Publishing comes in waves, of course. I didn’t run a single piece last year. Sometimes you need a break, so you can keep going for another nine years (or even another hundred). Breaks are good. Life isn’t a 60mph highway—it’s got side roads and on- and off-ramps. I wish it wasn’t a road at all, to be honest. Life would be better as a walkable city.
You know, like New York.
It’s been 16 months of my debut essay collection. Celebrate the Sweet Sixteen! Order This Won’t Help in bulk.
What I’ve been reading
Onward and Upward, David Remnick
“We were not proud of our first issues of The New Yorker,” Grant admitted in a memoir that she published in 1968. “We had hoped it would be an immediate triumph as well as a literary one.” It was neither. “Failure hung all about us.” At newsstands across town, heaps of unsold copies shivered in the winter chill. The fifteen-cent cover price tempted almost no one. Ross and Grant briefly considered spending a hundred dollars to buy up copies and plump their circulation statistics, but abandoned the plan as too expensive. Ross implored Dorothy Parker to come to the office and write something. Parker replied that she had dropped by, but “somebody was using the pencil.”

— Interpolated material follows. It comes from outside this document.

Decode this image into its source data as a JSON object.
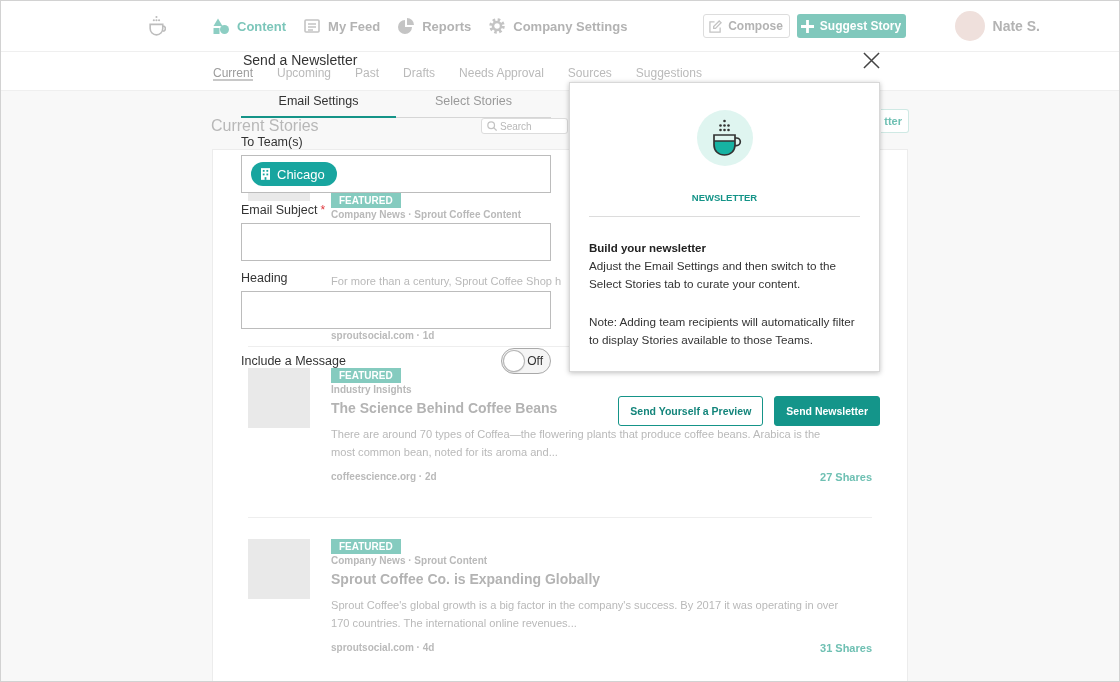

The Fork in the Road, Mark Greif
“Simple advice can be offered to anyone in a decision-making role at an institution. Every tub must stand on its own bottom. If you can find solidarity with other institutions like your own, do it. But even when you can’t prevent others from defecting, there need be no solidarity in weakness. Prepare to stand on your own for a bit. Reach into reserves if they exist. Delay programs if you must. Don’t change, or kneel, or find hostages to feed into a slobbering maw. Don’t coordinate yourself, don’t align yourself, don’t appease, when it may yet prove unnecessary.”
Ring Lardner would be proud. But he's dead, so I'll have to do.